II. Rappel préalable concernant l’« avance permanente de trésorerie »
Le problème est, en effet, simple :
- Si votre règlement de copropriété prévoit une « avance permanente de trésorerie » (ce qui est rare), votre syndic peut proposer une éventuelle augmentation de celle-ci, dès lors que cette augmentation respecte bien les dispositions du dit règlement et - surtout - que le syndic explique POURQUOI il y a besoin d’augmenter l’avance.
- Mais, si votre règlement ne prévoit rien, alors le syndic ne peut créer ou augmenter une telle réserve qu’à la double majorité de l’article 26 (deux tiers des millièmes et la moitié des copropriétaires en nombre).
On va voir, concrètement, l’importance pratique d’un tel rappel, étant donné que neuf syndics sur dix font voter de telles résolutions à la majorité de l’article 24.
III. Des syndics qui confondent volontairement « fonds de roulement » ou « avance pour charges » et « avance permanente de trésorerie »
Comme on le sait, jusqu’en 2002 dans beaucoup de syndicats de copropriétaires, les charges étaient payées à la fin de chaque trimestre.
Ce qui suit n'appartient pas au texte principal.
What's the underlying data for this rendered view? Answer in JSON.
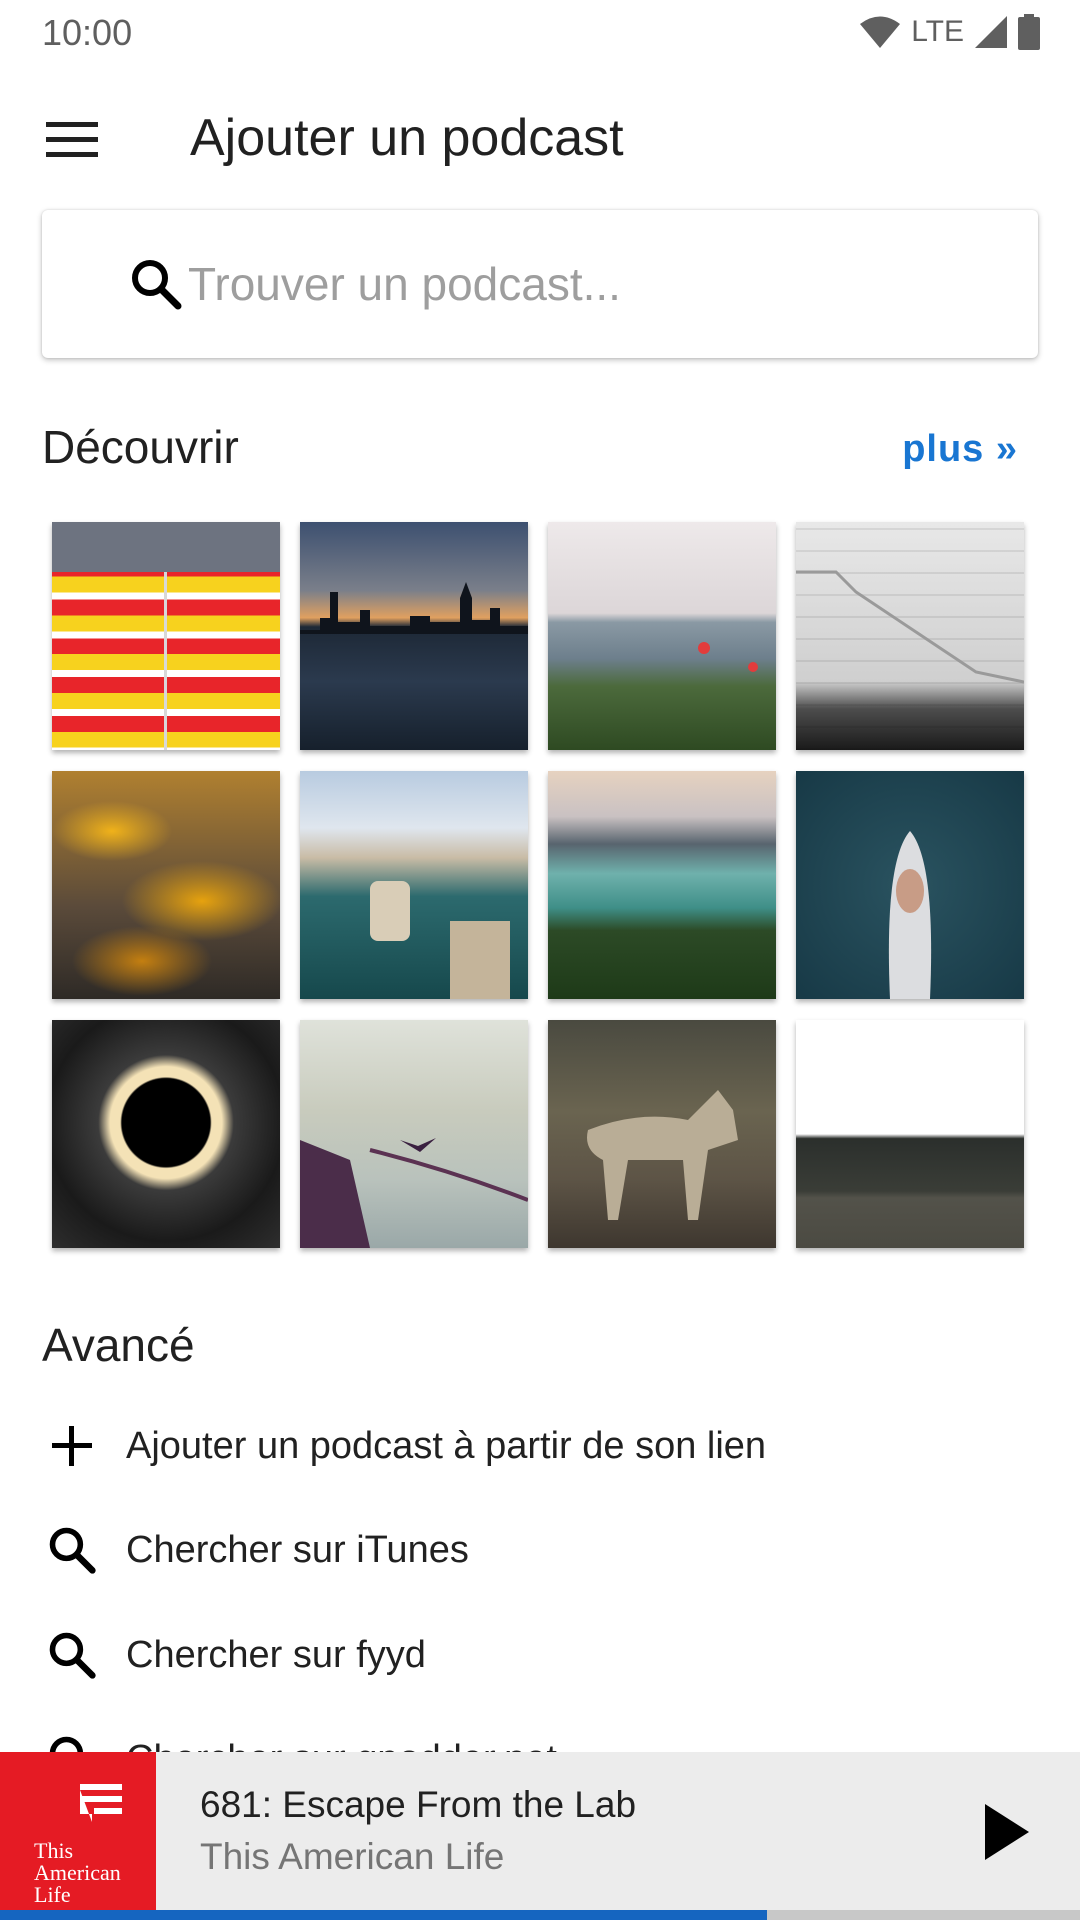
{
  "status_bar": {
    "time": "10:00",
    "network": "LTE"
  },
  "app_bar": {
    "title": "Ajouter un podcast",
    "menu_icon": "menu-icon"
  },
  "search": {
    "placeholder": "Trouver un podcast...",
    "value": ""
  },
  "discover": {
    "title": "Découvrir",
    "more_label": "plus »",
    "tiles": [
      {
        "name": "striped-wall"
      },
      {
        "name": "city-skyline-sunset"
      },
      {
        "name": "seaside-flowers"
      },
      {
        "name": "stone-steps"
      },
      {
        "name": "autumn-leaves"
      },
      {
        "name": "sea-cliffs"
      },
      {
        "name": "mountain-lake"
      },
      {
        "name": "boat-aerial"
      },
      {
        "name": "light-circle"
      },
      {
        "name": "boat-and-bird"
      },
      {
        "name": "coyote"
      },
      {
        "name": "forest-horizon"
      }
    ]
  },
  "advanced": {
    "title": "Avancé",
    "items": [
      {
        "label": "Ajouter un podcast à partir de son lien",
        "icon": "plus-icon"
      },
      {
        "label": "Chercher sur iTunes",
        "icon": "search-icon"
      },
      {
        "label": "Chercher sur fyyd",
        "icon": "search-icon"
      },
      {
        "label": "Chercher sur gpodder.net",
        "icon": "search-icon"
      }
    ]
  },
  "player": {
    "episode_title": "681: Escape From the Lab",
    "podcast_name": "This American Life",
    "art_text": [
      "This",
      "American",
      "Life"
    ],
    "progress": 0.71,
    "colors": {
      "art_bg": "#e51b24",
      "progress": "#1565c0"
    }
  },
  "colors": {
    "accent": "#1976d2"
  }
}
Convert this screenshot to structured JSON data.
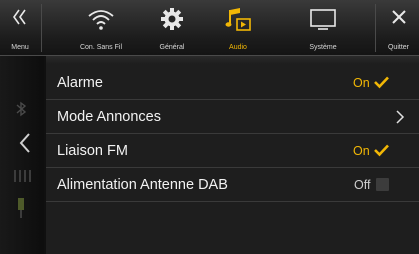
{
  "toolbar": {
    "menu_label": "Menu",
    "wifi_label": "Con. Sans Fil",
    "general_label": "Général",
    "audio_label": "Audio",
    "system_label": "Système",
    "quit_label": "Quitter"
  },
  "settings": {
    "rows": [
      {
        "label": "Alarme",
        "state": "On",
        "control": "checkbox-checked"
      },
      {
        "label": "Mode Annonces",
        "control": "chevron"
      },
      {
        "label": "Liaison FM",
        "state": "On",
        "control": "checkbox-checked"
      },
      {
        "label": "Alimentation Antenne DAB",
        "state": "Off",
        "control": "checkbox-empty"
      }
    ]
  },
  "colors": {
    "accent": "#f2b705",
    "background": "#1e1e1e",
    "toolbar": "#2a2a2a"
  }
}
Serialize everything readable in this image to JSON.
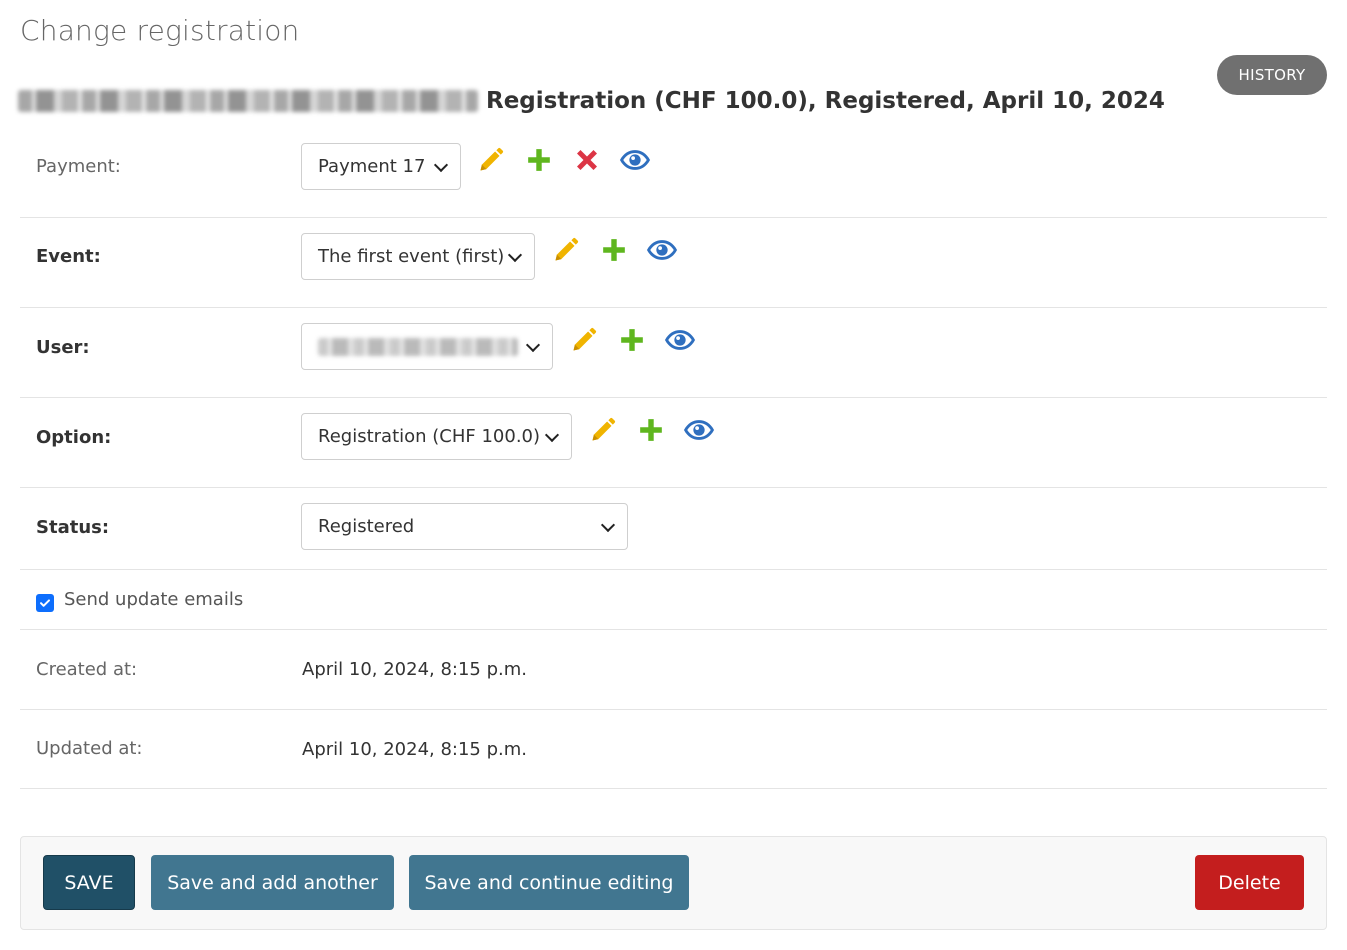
{
  "page": {
    "title": "Change registration"
  },
  "toolbar": {
    "history_label": "HISTORY"
  },
  "object": {
    "heading": "Registration (CHF 100.0), Registered, April 10, 2024"
  },
  "fields": {
    "payment": {
      "label": "Payment:",
      "value": "Payment 17"
    },
    "event": {
      "label": "Event:",
      "value": "The first event (first)"
    },
    "user": {
      "label": "User:",
      "value": ""
    },
    "option": {
      "label": "Option:",
      "value": "Registration (CHF 100.0)"
    },
    "status": {
      "label": "Status:",
      "value": "Registered"
    },
    "send_update_emails": {
      "label": "Send update emails",
      "checked": true
    },
    "created_at": {
      "label": "Created at:",
      "value": "April 10, 2024, 8:15 p.m."
    },
    "updated_at": {
      "label": "Updated at:",
      "value": "April 10, 2024, 8:15 p.m."
    }
  },
  "icons": {
    "change": "pencil-icon",
    "add": "plus-icon",
    "delete": "x-icon",
    "view": "eye-icon"
  },
  "colors": {
    "pencil": "#f0b400",
    "plus": "#5fb61e",
    "delete_x": "#dc3545",
    "eye": "#2f6fbf",
    "save_button": "#205067",
    "secondary_button": "#417690",
    "delete_button": "#c41e1e",
    "history_button": "#707070"
  },
  "actions": {
    "save": "SAVE",
    "save_add_another": "Save and add another",
    "save_continue": "Save and continue editing",
    "delete": "Delete"
  }
}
Il fallait donc une avance de provision trimestrielle, prévue dans les contrats (souvent appelée « fonds de roulement »).
Lorsque la loi a imposé de passer au système des charges provisionnelles, les syndics ont appelé les charges en début de trimestre et n’ont plus eu besoin de ce« fonds de roulement ». Celui-ci a donc (du moins dans les copropriétés adhérentes à l’ARC) été remboursé aux copropriétaires ou transformé en « fonds travaux » placés au profit du syndicat des copropriétaires.
Néanmoins, de nombreux syndics - face à la passivité ou à l’ignorance des copropriétaires - ont conservé ce fonds de roulement sans le placer au profit des copropriétaires et ont - un jour ou l’autre - habilement débaptisé ce fonds pour l’appeler « avance permanente de trésorerie », oubliant - comme par hasard - que cette transformation DEVAIT se faire à la double majorité de l’article 26 (deux tiers des millièmes et majorité des copropriétaires).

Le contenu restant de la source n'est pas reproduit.